Date: 2016-05-09 07:47 am (UTC)
garbagepilot: (I've been living)
From: [personal profile] garbagepilot
It's the fact that she feels fear, real fear, settling cold in her stomach and making her feel numb again that makes her realize just how much she does feel for Tommy. The rejection she expects when his hand stops doesn't come, it's just his voice gentle and, she thinks, maybe a little hopeful.

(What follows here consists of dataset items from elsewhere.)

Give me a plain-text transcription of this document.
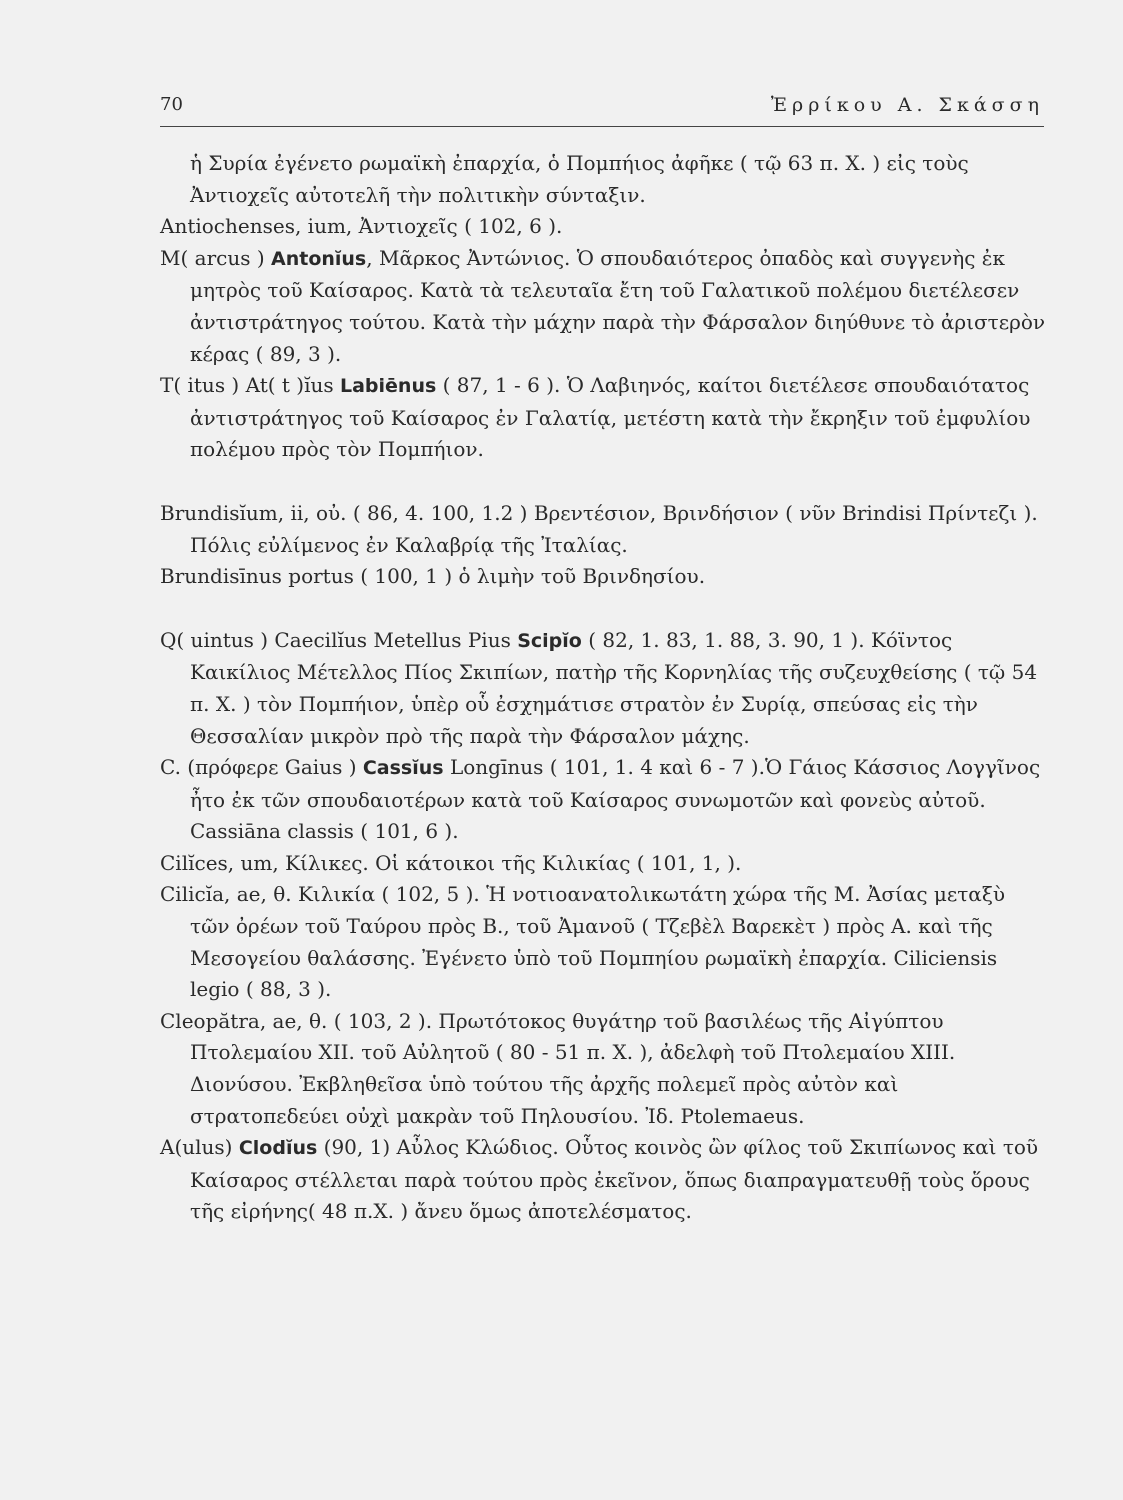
70	Ἐρρίκου Α. Σκάσση

ἡ Συρία ἐγένετο ρωμαϊκὴ ἐπαρχία, ὁ Πομπήιος ἀφῆκε ( τῷ 63 π. Χ. ) εἰς τοὺς Ἀντιοχεῖς αὐτοτελῆ τὴν πολιτικὴν σύνταξιν.

Antiochenses, ium, Ἀντιοχεῖς ( 102, 6 ).

M( arcus ) Antonĭus, Μᾶρκος Ἀντώνιος. Ὁ σπουδαιότερος ὀπαδὸς καὶ συγγενὴς ἐκ μητρὸς τοῦ Καίσαρος. Κατὰ τὰ τελευταῖα ἔτη τοῦ Γαλατικοῦ πολέμου διετέλεσεν ἀντιστράτηγος τούτου. Κατὰ τὴν μάχην παρὰ τὴν Φάρσαλον διηύθυνε τὸ ἀριστερὸν κέρας ( 89, 3 ).

T( itus ) At( t )ĭus Labiēnus ( 87, 1 - 6 ). Ὁ Λαβιηνός, καίτοι διετέλεσε σπουδαιότατος ἀντιστράτηγος τοῦ Καίσαρος ἐν Γαλατίᾳ, μετέστη κατὰ τὴν ἔκρηξιν τοῦ ἐμφυλίου πολέμου πρὸς τὸν Πομπήιον.

Brundisĭum, ii, οὐ. ( 86, 4. 100, 1.2 ) Βρεντέσιον, Βρινδήσιον ( νῦν Brindisi Πρίντεζι ). Πόλις εὐλίμενος ἐν Καλαβρίᾳ τῆς Ἰταλίας.

Brundisīnus portus ( 100, 1 ) ὁ λιμὴν τοῦ Βρινδησίου.

Q( uintus ) Caecilĭus Metellus Pius Scipĭo ( 82, 1. 83, 1. 88, 3. 90, 1 ). Κόϊντος Καικίλιος Μέτελλος Πίος Σκιπίων, πατὴρ τῆς Κορνηλίας τῆς συζευχθείσης ( τῷ 54 π. Χ. ) τὸν Πομπήιον, ὑπὲρ οὗ ἐσχημάτισε στρατὸν ἐν Συρίᾳ, σπεύσας εἰς τὴν Θεσσαλίαν μικρὸν πρὸ τῆς παρὰ τὴν Φάρσαλον μάχης.

C. (πρόφερε Gaius ) Cassĭus Longīnus ( 101, 1. 4 καὶ 6 - 7 ).Ὁ Γάιος Κάσσιος Λογγῖνος ἦτο ἐκ τῶν σπουδαιοτέρων κατὰ τοῦ Καίσαρος συνωμοτῶν καὶ φονεὺς αὐτοῦ. Cassiāna classis ( 101, 6 ).

Cilĭces, um, Κίλικες. Οἱ κάτοικοι τῆς Κιλικίας ( 101, 1, ).

Cilicĭa, ae, θ. Κιλικία ( 102, 5 ). Ἡ νοτιοανατολικωτάτη χώρα τῆς Μ. Ἀσίας μεταξὺ τῶν ὀρέων τοῦ Ταύρου πρὸς Β., τοῦ Ἀμανοῦ ( Τζεβὲλ Βαρεκὲτ ) πρὸς Α. καὶ τῆς Μεσογείου θαλάσσης. Ἐγένετο ὑπὸ τοῦ Πομπηίου ρωμαϊκὴ ἐπαρχία. Ciliciensis legio ( 88, 3 ).

Cleopătra, ae, θ. ( 103, 2 ). Πρωτότοκος θυγάτηρ τοῦ βασιλέως τῆς Αἰγύπτου Πτολεμαίου XII. τοῦ Αὐλητοῦ ( 80 - 51 π. Χ. ), ἀδελφὴ τοῦ Πτολεμαίου XIII. Διονύσου. Ἐκβληθεῖσα ὑπὸ τούτου τῆς ἀρχῆς πολεμεῖ πρὸς αὐτὸν καὶ στρατοπεδεύει οὐχὶ μακρὰν τοῦ Πηλουσίου. Ἰδ. Ptolemaeus.

A(ulus) Clodĭus (90, 1) Αὖλος Κλώδιος. Οὗτος κοινὸς ὢν φίλος τοῦ Σκιπίωνος καὶ τοῦ Καίσαρος στέλλεται παρὰ τούτου πρὸς ἐκεῖνον, ὅπως διαπραγματευθῇ τοὺς ὅρους τῆς εἰρήνης( 48 π.Χ. ) ἄνευ ὅμως ἀποτελέσματος.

But maybe not. She doesn't want to guess anything, can't assume anything, not when she isn't even sure what all of this means. She likes it when he touches her and he knows it, she likes being with him and he knows it, and now she knows that in the same way he sees a side of her no one else does, no one else gets to be like this with him.

"I know," she answers him softly, hand reaching up to where his is on her neck so she can slip her fingers between his, link their hands together on the back of her neck because she can't reach him any other way right now. "I thought that the person I was during the breach, I could never be that. I wouldn't ever find a way to be that happy, that open. She was capable of caring so much, and I knew I wasn't like that. That's why I told you I'd never be that person."

And she'd meant it, and she still does. She still isn't sure she can ever turn out like that, but...

"But I can see how it happened now. I can see how she changed, and it was thanks to the man you were."